On Friday, the underlying agricultural, energy and industrial commodities in the PowerShares DB Commodity Short rose slightly while the publicly traded stock backed by the notes surged.

After opening at $36, the ETN, which trades on the New York Stock Exchange (NYX) , the Cincinnati Stock Exchange and a host of high frequency exchanges like BATS and Direct Edge, surged to $55, then $60, and even rising above $70 briefly, in a string of algorithmic trades orchestrated in thirty second intervals between 10:53 a.m. and 10:58, according to data provided by Nanex.

Those trades -- which culminated in an intraday stock rise of over 90% -- were later cancelled by the NYSE. Bloomberg intraday trading data shows that some trades were executed at $46 shortly after 11 a.m., a near 30% rise from the ETN's Friday open. The PowerShares DB Commodity Short ETN closed Friday trading at $38.50, up 8.45% for the day.
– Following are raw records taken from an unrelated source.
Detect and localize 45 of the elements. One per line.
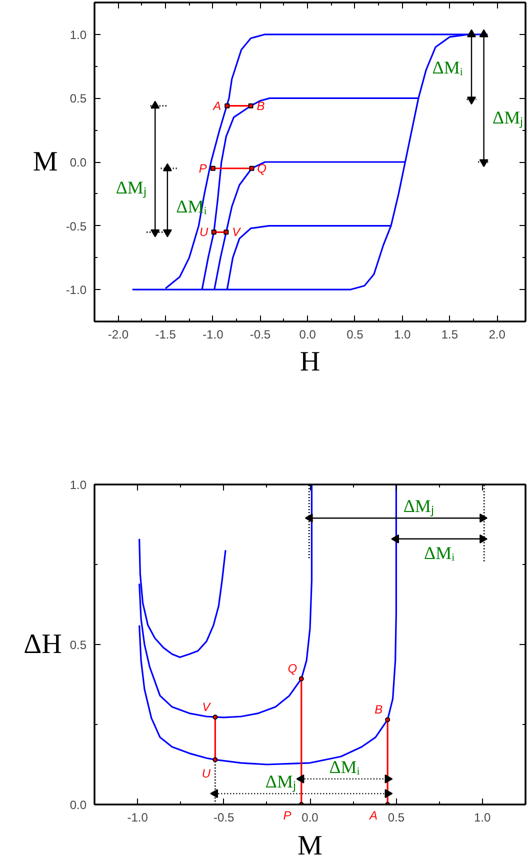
x-tick-label: -0.5 xyxy=(250,328,271,342)
annotation: A xyxy=(212,98,222,113)
x-tick-label: -1.0 xyxy=(127,810,148,824)
y-axis-title: M xyxy=(32,146,58,178)
y-tick-label: -1.0 xyxy=(66,283,87,298)
annotation: ΔMⱼ xyxy=(116,178,146,199)
annotation: P xyxy=(198,161,207,176)
y-tick-label: 0.0 xyxy=(70,798,87,812)
annotation: U xyxy=(200,225,209,240)
y-tick-label: -0.5 xyxy=(66,219,87,234)
y-tick-label: 0.5 xyxy=(70,638,87,652)
annotation: ΔMᵢ xyxy=(329,756,360,777)
y-tick-label: 1.0 xyxy=(70,478,87,492)
x-tick-label: -1.0 xyxy=(202,328,224,342)
x-tick-label: 0.5 xyxy=(346,328,364,342)
annotation: ΔMᵢ xyxy=(424,542,455,563)
x-tick-label: -2.0 xyxy=(108,328,129,342)
annotation: ΔMᵢ xyxy=(432,58,463,78)
annotation: Q xyxy=(257,161,266,176)
annotation: U xyxy=(202,766,211,781)
x-axis-title: H xyxy=(300,346,320,378)
annotation: B xyxy=(256,98,265,113)
y-tick-label: 0.5 xyxy=(70,92,87,106)
x-axis-title: M xyxy=(298,830,323,862)
annotation: ΔMⱼ xyxy=(403,496,434,518)
annotation: B xyxy=(374,702,383,717)
annotation: ΔMⱼ xyxy=(492,107,524,128)
y-axis-title: ΔH xyxy=(24,629,62,660)
x-tick-label: 2.0 xyxy=(488,328,506,342)
annotation: Q xyxy=(288,662,298,676)
annotation: P xyxy=(283,808,292,822)
x-tick-label: -0.5 xyxy=(213,810,234,824)
y-tick-label: 0.0 xyxy=(70,156,87,170)
x-tick-label: 0.0 xyxy=(299,328,316,342)
annotation: ΔMⱼ xyxy=(265,772,296,793)
annotation: A xyxy=(368,808,378,822)
x-tick-label: 1.5 xyxy=(441,328,458,342)
y-tick-label: 1.0 xyxy=(70,28,87,42)
annotation: V xyxy=(232,225,242,240)
x-tick-label: 0.5 xyxy=(388,810,405,824)
x-tick-label: 1.0 xyxy=(394,328,412,342)
x-tick-label: -1.5 xyxy=(155,328,176,342)
x-tick-label: 1.0 xyxy=(474,810,492,824)
x-tick-label: 0.0 xyxy=(302,810,319,824)
annotation: V xyxy=(202,700,212,714)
The trades come just after a near-death software glitch hit Knight Capital(KCG) in August and the initial public offering failure of high frequency exchange BATS Global Markets(BATS) in March highlighted how a new breed of algorithmic traders has wreaked havoc on stock markets.

The surge in the ETN's shares occurred as the underling commodity assets gained only slightly for the day, rising 1.11%, according to Bloomberg data. That 8%-plus rise in the ETN's stock versus the 1.1% rise in its underlying assets pushed the funds' premium to its assets to the highest in a year, the Bloomberg data show.

As it turns out, because the publicly traded ETN and its underlying asset are a zombie Wall Street financial product -- a sort-of stock market version of a collateralized debt obligation containing complex alchemy -- there is little reason to expect them trade in relation to each other, or to reality.

That would be fine if algorithmic trades, which were subsequently cancelled, didn't appear to manipulate the actual price of the ETN stock.